Le monde traverse une période de changement historique, et pour l'instant, aucun nouvel ordre ne vient le remplacer - PHOTO/ PIXABAY
Le monde traverse une période de changement historique et, pour l'instant, aucun nouvel ordre ne vient le remplacer. Ce que nous savons, c'est que le système international qui a vu le jour après la fin de la guerre froide, fondé sur l'expansion du commerce, l'interdépendance économique et un multilatéralisme fonctionnel, montre aujourd'hui des signes évidents d'épuisement

À sa place émerge un scénario fragmenté marqué par la rivalité entre les grandes puissances, l'affaiblissement des règles communes et une instrumentalisation croissante du pouvoir économique, technologique et énergétique par les grandes puissances.

La géopolitique est revenue au centre de la scène internationale, mais elle ne s'exprime plus seulement en termes militaires ou diplomatiques, elle se projette également sur les chaînes d'approvisionnement, la concurrence technologique, la sécurité énergétique ou la désinformation.
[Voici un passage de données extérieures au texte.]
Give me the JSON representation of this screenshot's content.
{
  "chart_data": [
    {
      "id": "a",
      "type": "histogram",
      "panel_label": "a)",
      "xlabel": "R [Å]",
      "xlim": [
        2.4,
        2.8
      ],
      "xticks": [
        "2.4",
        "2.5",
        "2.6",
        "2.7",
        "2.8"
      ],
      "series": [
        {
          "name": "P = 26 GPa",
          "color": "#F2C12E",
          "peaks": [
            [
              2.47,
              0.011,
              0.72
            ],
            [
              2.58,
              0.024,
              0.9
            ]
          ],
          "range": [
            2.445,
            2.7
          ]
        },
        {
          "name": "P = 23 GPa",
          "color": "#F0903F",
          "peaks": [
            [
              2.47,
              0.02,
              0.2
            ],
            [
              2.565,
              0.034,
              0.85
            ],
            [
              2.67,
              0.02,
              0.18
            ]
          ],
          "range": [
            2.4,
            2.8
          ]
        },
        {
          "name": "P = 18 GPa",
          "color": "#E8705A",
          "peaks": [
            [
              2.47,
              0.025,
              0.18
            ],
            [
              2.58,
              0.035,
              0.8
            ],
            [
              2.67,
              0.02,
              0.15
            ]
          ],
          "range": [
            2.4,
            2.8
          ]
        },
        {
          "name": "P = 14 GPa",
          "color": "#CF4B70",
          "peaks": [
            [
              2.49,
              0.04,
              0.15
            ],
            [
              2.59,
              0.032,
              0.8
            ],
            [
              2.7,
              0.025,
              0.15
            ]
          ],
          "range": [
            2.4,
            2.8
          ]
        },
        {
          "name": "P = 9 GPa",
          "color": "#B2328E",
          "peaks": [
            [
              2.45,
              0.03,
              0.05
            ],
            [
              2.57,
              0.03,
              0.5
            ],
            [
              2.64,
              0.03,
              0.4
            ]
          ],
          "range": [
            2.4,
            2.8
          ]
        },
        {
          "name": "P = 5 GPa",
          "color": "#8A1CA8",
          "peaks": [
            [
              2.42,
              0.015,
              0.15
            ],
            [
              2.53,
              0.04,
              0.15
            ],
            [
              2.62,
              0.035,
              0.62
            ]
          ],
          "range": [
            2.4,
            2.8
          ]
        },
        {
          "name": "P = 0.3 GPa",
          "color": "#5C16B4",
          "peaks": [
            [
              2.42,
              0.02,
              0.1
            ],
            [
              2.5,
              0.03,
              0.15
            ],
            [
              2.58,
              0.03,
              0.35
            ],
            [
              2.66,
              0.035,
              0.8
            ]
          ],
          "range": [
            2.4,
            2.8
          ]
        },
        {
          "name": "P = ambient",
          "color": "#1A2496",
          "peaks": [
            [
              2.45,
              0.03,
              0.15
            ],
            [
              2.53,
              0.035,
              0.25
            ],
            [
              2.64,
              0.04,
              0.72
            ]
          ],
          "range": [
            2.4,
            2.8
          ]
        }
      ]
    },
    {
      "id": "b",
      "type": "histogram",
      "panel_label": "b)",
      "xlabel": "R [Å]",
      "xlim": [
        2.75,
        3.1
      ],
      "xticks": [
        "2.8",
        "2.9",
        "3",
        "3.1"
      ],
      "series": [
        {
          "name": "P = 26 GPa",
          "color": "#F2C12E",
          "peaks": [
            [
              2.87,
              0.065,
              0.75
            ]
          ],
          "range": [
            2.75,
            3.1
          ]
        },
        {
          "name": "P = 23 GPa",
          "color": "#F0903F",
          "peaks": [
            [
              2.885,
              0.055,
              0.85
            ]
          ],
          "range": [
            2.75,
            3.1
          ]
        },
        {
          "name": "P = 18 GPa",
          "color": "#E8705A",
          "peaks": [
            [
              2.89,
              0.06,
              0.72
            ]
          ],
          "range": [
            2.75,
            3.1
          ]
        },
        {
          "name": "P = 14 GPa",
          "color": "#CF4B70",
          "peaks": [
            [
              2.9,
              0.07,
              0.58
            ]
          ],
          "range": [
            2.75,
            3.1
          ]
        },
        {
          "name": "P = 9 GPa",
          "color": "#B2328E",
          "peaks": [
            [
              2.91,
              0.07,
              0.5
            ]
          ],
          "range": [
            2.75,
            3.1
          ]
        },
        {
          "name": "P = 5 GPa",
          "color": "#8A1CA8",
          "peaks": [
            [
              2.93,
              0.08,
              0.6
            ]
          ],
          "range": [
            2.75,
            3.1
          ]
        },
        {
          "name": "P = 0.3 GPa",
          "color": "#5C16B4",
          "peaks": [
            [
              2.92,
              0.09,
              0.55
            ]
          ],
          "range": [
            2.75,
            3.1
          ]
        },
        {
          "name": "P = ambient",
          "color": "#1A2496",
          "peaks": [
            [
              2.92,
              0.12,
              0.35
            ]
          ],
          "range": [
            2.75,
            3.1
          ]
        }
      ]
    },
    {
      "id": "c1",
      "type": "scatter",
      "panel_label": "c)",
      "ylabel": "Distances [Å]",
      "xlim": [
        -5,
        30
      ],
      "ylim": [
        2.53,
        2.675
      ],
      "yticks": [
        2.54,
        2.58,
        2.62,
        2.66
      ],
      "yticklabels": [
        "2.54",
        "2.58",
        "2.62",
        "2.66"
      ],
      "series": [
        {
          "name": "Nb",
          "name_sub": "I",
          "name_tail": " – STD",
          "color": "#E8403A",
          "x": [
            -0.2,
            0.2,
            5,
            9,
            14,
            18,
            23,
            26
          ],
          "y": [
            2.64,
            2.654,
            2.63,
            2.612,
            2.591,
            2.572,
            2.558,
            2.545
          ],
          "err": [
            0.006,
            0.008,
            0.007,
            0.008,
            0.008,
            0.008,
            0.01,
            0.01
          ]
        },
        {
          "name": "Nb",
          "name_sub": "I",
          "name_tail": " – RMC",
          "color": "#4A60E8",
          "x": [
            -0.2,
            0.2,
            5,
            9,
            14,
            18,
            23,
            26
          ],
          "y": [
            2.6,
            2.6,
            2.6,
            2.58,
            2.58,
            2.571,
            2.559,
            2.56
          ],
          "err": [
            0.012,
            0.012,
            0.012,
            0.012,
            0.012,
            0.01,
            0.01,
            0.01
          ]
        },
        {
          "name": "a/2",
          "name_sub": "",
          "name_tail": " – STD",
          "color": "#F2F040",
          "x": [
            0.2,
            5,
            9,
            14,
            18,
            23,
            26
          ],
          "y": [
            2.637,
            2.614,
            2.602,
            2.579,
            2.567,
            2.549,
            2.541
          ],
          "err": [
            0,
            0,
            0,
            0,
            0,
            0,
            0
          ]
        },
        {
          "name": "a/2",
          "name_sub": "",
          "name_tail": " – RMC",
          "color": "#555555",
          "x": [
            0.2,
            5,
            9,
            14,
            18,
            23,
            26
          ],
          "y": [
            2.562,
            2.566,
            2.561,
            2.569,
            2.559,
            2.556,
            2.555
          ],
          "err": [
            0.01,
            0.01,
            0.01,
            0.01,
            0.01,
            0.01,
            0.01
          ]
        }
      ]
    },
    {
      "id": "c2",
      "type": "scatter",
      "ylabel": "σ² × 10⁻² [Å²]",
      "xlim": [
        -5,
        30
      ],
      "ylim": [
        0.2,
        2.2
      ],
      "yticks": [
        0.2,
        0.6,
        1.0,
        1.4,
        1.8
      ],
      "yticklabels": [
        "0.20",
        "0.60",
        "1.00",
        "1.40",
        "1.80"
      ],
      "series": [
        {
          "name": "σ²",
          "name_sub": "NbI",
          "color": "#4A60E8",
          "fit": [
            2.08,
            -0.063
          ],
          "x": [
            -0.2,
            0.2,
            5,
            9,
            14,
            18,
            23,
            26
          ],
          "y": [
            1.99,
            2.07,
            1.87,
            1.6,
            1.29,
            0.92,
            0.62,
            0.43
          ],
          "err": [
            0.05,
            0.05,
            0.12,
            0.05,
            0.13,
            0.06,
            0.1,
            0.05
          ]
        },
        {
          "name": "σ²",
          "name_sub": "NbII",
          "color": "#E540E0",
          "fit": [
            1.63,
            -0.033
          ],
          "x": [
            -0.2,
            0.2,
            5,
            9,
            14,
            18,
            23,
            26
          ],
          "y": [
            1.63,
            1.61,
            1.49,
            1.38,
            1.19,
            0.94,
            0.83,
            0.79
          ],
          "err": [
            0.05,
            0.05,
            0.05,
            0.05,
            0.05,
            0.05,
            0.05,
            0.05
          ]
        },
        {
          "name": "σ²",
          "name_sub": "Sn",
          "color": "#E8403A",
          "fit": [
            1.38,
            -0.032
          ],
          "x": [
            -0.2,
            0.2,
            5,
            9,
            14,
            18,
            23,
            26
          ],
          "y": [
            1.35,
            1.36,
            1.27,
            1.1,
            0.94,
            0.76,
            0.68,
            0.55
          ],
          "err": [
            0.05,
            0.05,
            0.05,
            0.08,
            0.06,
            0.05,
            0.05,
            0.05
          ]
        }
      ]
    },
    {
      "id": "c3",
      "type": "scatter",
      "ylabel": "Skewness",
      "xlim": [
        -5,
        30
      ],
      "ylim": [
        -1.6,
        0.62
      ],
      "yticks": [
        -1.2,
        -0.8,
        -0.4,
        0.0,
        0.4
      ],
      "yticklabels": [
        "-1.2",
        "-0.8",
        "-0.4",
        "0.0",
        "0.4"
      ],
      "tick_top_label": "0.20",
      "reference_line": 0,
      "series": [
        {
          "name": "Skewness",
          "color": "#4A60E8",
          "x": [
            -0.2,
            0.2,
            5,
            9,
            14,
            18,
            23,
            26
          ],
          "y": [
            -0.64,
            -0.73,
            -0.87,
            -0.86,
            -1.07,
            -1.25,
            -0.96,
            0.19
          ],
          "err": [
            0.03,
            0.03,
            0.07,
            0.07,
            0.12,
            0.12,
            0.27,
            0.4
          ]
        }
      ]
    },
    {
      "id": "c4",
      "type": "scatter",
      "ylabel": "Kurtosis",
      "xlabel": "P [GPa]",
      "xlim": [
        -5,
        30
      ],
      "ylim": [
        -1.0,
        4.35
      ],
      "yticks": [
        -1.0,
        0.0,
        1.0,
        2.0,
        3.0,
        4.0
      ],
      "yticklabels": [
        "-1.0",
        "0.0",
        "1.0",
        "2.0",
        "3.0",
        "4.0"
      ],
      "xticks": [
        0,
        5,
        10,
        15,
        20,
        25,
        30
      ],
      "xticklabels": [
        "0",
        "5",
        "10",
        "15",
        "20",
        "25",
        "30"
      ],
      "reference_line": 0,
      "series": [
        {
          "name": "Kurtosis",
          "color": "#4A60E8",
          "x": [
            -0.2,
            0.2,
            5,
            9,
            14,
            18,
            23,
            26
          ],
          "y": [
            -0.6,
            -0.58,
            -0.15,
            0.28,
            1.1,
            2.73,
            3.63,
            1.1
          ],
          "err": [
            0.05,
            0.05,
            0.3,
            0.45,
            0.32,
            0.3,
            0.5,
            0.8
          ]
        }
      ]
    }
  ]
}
Un nouvel environnement est ainsi en train de se mettre en place, dans lequel tant les États que les grandes entreprises interagissent de plus en plus selon une logique de pouvoir plutôt que de collaboration, dénaturant ainsi l'idée de coopération et le concept de mondialisation des dernières décennies.

Comprendre ce nouveau contexte géopolitique exige d'aller au-delà des conflits ponctuels et d'étudier les processus et les impacts de cette démondialisation accélérée. Une nouvelle ère caractérisée par les conflits, le protectionnisme et le repli identitaire, dans laquelle les dirigeants doivent accorder beaucoup plus d'attention aux mutations géopolitiques et géoéconomiques accélérées qui reconfigurent l'équilibre mondial et conditionnent les décisions politiques, économiques et sociales à travers le monde.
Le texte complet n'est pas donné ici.